Kebebasan merupakan bagian dari hakikat manusia. Kita dapat merasakan hidup layaknya manusia disebabkan kita bebas, yakni bebas bertindak, bebas berpikir, bebas berekspresi, dan bebas beragama, serta bertindak secara rasional. Harun Nasution telah mendobrak tradisi fatalisme dan jumud (berpikir kolot).
Maka pemahaman yang benar adalah Tuhan Allah telah memberikan kekuasaan pada manusia untuk bertindak bebas dan berbuat sesuai kehendaknya. Namun kebebasan tersebut jangan sampai ‘bablas’ dalam artian terlampau egoistik, sehingga menerobos hak orang lain yng sama-sama memiliki kebebasan juga. Maka menurut Harun Nasution, agama diperlukan sebagai pedoman dan pemberi rambu-rambu manusia.

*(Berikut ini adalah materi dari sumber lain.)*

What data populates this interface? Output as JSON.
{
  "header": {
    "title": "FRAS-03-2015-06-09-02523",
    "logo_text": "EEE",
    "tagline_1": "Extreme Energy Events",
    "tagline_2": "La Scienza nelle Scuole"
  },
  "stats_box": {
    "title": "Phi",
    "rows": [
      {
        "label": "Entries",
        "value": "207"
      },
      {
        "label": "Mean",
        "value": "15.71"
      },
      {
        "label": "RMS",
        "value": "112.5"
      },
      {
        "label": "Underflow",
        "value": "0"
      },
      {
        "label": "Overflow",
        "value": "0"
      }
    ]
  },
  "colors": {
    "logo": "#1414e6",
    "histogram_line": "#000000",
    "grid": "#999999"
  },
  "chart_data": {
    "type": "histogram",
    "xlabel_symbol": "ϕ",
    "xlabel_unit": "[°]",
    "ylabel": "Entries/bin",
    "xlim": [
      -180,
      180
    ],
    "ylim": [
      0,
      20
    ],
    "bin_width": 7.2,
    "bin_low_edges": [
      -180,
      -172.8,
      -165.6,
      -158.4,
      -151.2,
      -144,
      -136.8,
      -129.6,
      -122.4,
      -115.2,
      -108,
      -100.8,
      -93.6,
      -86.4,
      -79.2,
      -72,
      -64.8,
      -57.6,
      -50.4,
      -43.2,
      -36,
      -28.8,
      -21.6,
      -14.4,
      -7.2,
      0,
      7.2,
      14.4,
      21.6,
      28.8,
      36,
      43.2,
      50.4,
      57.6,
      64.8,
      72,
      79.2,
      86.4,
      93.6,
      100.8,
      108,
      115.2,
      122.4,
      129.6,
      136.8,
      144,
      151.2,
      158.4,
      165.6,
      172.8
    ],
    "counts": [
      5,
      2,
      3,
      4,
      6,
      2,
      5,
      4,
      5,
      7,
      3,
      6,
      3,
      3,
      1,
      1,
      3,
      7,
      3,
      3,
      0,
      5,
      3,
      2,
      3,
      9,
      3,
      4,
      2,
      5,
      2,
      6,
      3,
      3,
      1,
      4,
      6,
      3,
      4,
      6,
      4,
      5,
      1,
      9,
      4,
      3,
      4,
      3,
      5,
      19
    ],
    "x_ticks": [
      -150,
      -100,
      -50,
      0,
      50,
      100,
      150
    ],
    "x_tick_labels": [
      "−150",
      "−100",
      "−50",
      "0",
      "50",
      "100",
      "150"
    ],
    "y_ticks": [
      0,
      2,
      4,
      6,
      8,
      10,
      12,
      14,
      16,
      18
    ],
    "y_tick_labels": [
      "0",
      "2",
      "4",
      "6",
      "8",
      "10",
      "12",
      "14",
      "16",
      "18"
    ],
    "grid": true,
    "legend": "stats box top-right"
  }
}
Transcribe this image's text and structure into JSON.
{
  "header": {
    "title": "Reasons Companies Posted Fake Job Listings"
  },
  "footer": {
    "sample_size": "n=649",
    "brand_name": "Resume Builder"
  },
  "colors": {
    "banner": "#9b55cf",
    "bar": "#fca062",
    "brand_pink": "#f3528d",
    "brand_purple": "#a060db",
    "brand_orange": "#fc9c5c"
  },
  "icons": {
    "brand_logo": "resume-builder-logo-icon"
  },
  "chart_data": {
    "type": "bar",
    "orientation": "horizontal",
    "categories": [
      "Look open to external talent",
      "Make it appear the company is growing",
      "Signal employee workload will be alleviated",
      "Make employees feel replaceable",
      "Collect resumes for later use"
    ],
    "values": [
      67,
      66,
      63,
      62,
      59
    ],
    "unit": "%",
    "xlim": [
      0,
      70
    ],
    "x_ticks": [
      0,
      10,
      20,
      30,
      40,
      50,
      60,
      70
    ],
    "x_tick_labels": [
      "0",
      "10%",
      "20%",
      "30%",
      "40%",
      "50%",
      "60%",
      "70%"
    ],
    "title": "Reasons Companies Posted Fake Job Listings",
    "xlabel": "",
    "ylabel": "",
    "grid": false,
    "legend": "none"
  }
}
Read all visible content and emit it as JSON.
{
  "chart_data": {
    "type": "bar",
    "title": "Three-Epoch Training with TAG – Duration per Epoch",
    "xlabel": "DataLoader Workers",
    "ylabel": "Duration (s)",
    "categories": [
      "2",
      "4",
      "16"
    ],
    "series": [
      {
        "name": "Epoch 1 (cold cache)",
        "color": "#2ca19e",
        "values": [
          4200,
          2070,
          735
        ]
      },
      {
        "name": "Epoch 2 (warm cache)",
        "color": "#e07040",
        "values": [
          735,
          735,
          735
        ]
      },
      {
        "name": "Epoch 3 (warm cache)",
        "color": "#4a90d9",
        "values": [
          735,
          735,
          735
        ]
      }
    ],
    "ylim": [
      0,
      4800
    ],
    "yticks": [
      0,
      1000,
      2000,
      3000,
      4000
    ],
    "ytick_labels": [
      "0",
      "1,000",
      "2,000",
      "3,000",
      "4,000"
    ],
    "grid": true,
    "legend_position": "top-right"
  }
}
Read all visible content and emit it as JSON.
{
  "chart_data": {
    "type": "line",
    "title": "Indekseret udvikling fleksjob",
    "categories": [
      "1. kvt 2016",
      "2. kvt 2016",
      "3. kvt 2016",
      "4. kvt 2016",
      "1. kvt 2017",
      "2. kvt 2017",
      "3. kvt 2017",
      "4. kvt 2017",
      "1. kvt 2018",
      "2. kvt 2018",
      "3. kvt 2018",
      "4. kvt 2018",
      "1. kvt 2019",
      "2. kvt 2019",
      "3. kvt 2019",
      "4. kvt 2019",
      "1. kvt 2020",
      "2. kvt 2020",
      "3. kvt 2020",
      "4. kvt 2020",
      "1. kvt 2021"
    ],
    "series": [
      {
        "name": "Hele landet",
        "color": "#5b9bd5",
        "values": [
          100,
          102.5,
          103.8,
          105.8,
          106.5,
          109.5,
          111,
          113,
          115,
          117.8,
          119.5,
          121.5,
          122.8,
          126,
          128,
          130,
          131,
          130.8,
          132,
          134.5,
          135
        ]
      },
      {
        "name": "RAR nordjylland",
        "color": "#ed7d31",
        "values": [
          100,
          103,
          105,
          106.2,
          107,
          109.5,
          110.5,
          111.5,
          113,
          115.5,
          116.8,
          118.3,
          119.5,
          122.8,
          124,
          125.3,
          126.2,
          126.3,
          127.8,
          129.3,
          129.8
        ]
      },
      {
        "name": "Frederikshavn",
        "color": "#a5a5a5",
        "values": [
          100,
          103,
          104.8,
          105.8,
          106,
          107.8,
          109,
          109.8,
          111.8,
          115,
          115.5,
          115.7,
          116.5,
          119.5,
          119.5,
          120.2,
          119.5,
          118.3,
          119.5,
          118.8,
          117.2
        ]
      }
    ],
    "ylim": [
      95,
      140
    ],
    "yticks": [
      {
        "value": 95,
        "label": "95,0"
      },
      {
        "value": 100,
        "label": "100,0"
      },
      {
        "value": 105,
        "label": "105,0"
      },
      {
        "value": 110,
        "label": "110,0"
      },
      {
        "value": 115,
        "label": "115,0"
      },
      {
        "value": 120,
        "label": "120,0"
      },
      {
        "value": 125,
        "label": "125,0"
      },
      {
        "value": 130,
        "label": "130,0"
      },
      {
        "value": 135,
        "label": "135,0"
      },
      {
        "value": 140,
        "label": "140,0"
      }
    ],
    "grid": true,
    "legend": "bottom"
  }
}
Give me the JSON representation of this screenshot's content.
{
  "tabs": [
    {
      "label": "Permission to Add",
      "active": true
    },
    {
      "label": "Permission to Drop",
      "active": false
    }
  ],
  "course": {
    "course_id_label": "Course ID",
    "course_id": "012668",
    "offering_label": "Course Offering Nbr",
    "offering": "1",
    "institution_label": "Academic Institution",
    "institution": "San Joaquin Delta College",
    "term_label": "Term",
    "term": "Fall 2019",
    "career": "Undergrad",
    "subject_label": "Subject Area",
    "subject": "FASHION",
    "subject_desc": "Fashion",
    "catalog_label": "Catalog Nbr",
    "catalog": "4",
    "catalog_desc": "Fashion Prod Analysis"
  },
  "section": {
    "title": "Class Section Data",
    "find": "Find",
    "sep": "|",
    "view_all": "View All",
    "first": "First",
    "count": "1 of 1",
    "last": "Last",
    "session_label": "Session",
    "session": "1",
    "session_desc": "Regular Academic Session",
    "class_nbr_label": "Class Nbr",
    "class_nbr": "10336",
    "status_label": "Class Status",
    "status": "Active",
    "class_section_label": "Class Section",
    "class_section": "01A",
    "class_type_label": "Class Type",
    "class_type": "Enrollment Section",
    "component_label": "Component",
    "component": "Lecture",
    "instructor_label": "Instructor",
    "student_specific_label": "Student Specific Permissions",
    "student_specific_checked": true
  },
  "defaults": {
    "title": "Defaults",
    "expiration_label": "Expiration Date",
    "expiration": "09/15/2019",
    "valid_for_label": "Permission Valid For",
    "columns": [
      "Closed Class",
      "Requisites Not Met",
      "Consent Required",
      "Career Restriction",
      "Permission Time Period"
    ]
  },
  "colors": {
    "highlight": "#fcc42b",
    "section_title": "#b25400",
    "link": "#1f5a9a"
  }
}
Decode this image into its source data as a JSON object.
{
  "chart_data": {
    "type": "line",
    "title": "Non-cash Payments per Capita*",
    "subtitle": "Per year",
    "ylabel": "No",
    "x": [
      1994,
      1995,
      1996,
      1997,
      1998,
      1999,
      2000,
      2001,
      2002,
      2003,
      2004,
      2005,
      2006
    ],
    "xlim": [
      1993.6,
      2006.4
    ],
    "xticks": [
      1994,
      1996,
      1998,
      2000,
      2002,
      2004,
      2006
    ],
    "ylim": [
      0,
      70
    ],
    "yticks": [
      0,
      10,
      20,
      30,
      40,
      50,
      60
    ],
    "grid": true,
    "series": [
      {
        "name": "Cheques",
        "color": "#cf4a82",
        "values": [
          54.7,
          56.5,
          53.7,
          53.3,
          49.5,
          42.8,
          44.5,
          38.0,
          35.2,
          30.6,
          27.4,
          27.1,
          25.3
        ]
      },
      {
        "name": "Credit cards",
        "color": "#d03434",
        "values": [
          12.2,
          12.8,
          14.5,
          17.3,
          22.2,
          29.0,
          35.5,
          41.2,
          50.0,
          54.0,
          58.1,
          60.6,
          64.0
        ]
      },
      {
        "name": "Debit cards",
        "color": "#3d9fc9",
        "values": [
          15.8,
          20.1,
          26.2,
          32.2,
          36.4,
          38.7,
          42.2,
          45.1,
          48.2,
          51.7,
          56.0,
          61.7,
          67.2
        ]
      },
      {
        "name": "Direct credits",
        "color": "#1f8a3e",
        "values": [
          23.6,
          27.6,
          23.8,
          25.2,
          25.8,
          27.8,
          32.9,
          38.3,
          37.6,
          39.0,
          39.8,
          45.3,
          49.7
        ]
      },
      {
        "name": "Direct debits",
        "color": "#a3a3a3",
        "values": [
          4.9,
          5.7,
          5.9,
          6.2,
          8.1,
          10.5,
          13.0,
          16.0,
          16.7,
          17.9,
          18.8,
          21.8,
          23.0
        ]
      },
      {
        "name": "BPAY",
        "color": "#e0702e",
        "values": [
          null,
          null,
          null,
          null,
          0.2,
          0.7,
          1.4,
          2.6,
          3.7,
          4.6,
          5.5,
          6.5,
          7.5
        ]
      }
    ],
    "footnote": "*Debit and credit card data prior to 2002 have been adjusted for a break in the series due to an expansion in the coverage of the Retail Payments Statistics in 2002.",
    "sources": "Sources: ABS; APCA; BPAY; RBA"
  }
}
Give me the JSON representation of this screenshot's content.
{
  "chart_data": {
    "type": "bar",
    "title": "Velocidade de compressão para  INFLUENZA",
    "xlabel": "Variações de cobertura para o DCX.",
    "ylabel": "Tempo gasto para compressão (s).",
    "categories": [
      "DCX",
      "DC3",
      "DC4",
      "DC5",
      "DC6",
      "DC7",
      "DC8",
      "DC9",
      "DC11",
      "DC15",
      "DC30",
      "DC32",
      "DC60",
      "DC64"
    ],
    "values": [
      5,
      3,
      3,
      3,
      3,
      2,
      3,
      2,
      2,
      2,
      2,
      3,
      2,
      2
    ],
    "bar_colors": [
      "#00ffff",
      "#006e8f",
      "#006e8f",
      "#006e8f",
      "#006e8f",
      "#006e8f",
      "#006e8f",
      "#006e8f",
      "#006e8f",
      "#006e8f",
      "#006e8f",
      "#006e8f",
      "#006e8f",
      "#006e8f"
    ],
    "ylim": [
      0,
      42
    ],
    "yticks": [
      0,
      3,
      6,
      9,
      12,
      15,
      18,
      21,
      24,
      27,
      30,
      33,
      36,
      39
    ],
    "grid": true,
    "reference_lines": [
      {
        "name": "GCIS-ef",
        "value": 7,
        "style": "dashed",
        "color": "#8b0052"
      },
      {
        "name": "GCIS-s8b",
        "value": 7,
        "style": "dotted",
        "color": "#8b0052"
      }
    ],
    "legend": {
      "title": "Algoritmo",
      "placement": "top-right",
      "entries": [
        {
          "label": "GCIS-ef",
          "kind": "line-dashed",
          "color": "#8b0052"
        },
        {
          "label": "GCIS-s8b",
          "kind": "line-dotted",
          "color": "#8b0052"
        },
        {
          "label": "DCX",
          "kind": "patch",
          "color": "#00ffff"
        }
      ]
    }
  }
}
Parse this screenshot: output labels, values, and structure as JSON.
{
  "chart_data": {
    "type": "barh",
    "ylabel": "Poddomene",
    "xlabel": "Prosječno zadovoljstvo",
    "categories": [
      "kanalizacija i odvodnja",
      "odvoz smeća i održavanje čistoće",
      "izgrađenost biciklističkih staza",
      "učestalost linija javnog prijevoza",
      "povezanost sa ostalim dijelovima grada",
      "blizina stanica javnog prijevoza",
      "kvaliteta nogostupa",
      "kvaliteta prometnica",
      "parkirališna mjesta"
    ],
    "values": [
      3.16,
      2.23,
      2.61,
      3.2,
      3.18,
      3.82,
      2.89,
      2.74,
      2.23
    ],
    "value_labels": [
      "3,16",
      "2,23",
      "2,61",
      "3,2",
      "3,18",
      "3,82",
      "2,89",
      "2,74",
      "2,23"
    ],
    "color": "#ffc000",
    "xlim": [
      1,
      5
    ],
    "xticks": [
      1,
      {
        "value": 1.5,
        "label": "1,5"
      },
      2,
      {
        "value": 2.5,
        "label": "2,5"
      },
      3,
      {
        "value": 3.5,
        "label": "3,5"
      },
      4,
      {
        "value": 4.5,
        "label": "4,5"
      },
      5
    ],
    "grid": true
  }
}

Agama hakikatnya Tidak mengekang kebebasan manusia, Justru agama sebagai pedoman agar manusia selamat dunia akhirat dan agar manusia hidup rukun, saling menghargai sesamanya. Agama itu sendiri adalah kebaikan dan sumber moral, sangat tidak masuk akal jika agama dijadikan sebagai alat penindasan, kekerasan, dan kerusakan, sebab hal tersebut tidak sesuai dengan nafas agama yang diturunkan sebagai pemberi rahmat bagi alam semesta.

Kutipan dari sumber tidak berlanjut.